Station 5, by architect Ariel Noyman (AnArchiX), is the finalist submission to the competition ‘Water Tower- new perspectives’ that was organized by the Bezalel Academy of Art and Design, Jerusalem, Berkeley University and the Society for Preservation of Israel Heritage Sites (SPIHS) in 2010.
The design will be hosted in the city’s first water tower (1920′s) situated in the town square, next to municipality buildings and primary urban institutions. It will be a key point in the tour and will offer a variety of educational and cultural activities, while functioning as a lookout and leisure attraction in the central city location of Israel. More images and architect’s description after the break.
On the entry level, the lower water pool will be diverted into exhibition space displaying the history of the local site and the city. The open gap of concrete columns between the lower and the upper pool will be converted into a vertical garden, holding observation shafts and explanations points. The upper concrete pool cylinder will host lectures and movies; a wide porch will offer panoramic view for distance; the rooftop of the tower will function as a cafeteria during day and night.
“…The icon is an expression of the tree shipping its fruits to the different directions, as a symbol of industrial enterprise branches. It demonstrates the economic foundation, growth and development of the town in recent years.” (A press release describing the city symbol design, 1960′s)
Lacking any natural icons and environmental references, absorbed the young community its highest building to act as the main element in their official symbol, while decorating it with the 1960′s town products – orange trees and industrial works. Today, the fields of oranges became a prosperous real estate sources, and the industrial era was substitute for a clean semiconductor parks. Those concrete sentries, who were a source of pride shrouded with technological symbolism, left neglected on top of the town hills, hardly justifying their existence by water supplying to their built environment.
Yet it seems that the symbolic choices of the logo designer , passes the test of time; though the city grown and expanded, the old water tower is still among the highest and most prominent among this city buildings.
A new plan now being promoted for the City Hall square, will move the municipality functions to a new location, while causing additional depreciation to the importance of that triangle of public buildings – the old city hall, the first and central synagogue and the water tower.
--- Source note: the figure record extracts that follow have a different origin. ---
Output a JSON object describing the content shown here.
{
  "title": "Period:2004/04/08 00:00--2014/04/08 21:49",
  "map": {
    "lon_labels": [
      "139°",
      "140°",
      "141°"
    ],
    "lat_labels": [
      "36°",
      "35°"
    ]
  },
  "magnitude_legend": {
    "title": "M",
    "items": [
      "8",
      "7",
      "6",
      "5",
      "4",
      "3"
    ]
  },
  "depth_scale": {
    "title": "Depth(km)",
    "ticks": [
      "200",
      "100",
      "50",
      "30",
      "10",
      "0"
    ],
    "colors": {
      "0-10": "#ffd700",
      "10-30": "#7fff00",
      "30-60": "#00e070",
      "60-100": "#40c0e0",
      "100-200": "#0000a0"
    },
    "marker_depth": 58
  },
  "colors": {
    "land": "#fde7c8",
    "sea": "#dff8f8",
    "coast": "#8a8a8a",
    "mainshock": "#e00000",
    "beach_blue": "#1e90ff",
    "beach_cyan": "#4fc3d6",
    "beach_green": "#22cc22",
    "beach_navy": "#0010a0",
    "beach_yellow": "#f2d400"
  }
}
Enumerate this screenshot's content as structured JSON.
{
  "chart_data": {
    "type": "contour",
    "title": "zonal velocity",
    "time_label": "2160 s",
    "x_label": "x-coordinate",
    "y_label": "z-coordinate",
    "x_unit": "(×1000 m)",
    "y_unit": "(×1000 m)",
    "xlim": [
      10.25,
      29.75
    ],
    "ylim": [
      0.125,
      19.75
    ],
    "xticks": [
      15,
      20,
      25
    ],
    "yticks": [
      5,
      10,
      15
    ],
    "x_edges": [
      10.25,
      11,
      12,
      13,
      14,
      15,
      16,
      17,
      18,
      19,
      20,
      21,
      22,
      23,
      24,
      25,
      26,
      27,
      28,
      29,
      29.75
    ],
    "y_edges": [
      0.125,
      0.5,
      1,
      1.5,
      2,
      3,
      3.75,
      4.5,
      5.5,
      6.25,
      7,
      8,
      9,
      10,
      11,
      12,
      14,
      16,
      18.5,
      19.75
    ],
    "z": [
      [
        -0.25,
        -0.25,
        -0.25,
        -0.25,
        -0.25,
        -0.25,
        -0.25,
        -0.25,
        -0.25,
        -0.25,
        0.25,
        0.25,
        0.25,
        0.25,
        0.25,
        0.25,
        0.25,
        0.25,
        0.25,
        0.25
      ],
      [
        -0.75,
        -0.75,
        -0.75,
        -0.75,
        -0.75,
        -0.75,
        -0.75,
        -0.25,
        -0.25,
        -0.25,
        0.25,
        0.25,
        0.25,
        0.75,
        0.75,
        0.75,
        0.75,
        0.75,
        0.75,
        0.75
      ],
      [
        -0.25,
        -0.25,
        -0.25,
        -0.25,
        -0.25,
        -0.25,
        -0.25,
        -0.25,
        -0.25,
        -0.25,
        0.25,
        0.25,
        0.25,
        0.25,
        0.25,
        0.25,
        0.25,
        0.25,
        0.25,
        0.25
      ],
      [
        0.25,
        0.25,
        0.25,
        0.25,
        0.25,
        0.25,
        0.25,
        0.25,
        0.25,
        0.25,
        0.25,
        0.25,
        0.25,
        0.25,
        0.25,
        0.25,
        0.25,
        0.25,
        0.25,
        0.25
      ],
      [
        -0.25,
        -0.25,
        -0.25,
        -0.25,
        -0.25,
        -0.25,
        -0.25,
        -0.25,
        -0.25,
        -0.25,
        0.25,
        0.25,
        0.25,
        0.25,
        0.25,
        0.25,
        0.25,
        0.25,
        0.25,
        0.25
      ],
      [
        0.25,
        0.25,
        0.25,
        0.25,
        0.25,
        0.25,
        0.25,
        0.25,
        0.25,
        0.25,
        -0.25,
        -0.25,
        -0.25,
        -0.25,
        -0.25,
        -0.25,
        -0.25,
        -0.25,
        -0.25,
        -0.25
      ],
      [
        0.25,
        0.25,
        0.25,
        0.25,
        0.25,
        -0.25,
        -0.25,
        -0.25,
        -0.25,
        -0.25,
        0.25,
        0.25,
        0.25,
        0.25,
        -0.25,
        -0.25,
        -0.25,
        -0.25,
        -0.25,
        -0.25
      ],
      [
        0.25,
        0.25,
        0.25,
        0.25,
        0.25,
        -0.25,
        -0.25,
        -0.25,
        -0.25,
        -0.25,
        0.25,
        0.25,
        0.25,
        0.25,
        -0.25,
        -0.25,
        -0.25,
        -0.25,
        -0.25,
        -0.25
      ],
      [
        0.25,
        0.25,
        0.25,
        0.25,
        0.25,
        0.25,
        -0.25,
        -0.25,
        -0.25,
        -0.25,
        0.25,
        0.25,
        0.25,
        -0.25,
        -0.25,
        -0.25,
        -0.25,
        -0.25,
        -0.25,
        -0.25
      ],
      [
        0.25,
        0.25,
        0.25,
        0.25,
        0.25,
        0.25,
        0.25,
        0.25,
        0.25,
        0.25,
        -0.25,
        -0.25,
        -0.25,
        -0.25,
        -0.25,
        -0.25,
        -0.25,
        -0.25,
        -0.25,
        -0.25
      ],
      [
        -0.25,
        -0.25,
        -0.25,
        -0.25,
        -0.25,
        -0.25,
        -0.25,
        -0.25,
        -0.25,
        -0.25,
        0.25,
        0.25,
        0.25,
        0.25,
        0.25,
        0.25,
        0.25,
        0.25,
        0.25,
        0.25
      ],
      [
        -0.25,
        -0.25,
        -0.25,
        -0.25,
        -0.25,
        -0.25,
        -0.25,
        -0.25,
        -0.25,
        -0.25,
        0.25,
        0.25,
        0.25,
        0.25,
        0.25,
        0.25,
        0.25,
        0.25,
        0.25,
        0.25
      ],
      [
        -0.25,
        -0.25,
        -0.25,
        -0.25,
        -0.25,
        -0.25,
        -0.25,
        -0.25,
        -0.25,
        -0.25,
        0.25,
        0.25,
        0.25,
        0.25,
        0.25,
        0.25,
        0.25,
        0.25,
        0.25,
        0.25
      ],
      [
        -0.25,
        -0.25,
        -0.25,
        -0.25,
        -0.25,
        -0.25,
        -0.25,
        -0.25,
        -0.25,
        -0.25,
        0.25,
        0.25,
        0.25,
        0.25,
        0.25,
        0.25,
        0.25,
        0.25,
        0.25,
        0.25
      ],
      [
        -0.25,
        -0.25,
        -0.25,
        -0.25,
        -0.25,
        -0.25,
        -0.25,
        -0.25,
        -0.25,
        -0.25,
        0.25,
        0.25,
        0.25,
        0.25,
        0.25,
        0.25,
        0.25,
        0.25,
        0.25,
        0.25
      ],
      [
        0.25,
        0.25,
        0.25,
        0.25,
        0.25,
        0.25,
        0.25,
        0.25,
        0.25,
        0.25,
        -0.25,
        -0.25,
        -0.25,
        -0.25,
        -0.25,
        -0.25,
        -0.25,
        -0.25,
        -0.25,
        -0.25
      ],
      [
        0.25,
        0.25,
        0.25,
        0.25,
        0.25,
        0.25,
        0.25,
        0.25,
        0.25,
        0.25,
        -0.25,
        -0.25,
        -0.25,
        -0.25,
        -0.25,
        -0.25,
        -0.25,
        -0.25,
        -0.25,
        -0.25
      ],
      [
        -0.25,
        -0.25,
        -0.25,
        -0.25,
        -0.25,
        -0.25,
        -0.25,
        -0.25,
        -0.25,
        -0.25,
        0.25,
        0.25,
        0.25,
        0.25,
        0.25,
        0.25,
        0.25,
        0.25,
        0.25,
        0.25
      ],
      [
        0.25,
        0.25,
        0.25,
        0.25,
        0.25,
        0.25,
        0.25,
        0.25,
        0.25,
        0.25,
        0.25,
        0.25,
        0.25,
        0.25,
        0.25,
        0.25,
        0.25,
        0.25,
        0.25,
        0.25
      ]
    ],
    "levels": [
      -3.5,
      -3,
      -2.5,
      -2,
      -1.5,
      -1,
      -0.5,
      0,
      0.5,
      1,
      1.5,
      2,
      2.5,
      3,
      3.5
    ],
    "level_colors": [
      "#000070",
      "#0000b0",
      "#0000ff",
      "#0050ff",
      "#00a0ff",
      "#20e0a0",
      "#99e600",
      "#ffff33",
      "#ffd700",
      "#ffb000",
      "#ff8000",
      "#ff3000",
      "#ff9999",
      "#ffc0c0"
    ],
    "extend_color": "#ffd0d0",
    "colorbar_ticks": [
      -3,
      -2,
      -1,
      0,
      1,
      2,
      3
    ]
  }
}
As a programmatic alternative, the old City Hall building will be offered as the city history museum.
Within the urban and the local scale, Station 5 project proposes a rethinking to the fading essentially of the water facilities serving the city. In the urban scale, the project seeks to spread the city history museum program across seven municipal water facilities – some currently abandoned and others were replaced by modern systems. Every station will store different layer of the city story and documentation, according to the station placement; hence, an abandoned accumulation pool situated at an orchards field will be converted to the city agricultural station; a water tower within a residential area will serve as a record of the city population growth and as a database for its habitants. A marked bike route, which is partly exists, will serve the traffic between those stations, and bicycle pairs would be loaned to serve the travelers.
During the years the concrete facades of this tower became a carrier for network infrastructure and electricity systems and as a huge canvas for urban vandalism experiments, despite its central location in the heart of the main street. Along with the programmatic revival of the tower, the project wishes to offer a new outfit the city’s old servant; The light skin made of metal nets stretched across the tower facade, will be covered with climbing vegetation creating a climate solution to the vertical garden within the building torso. The new facade will maintain the historical symbol of the city as an urban landmark while arousing a fresh and modern appearance to it.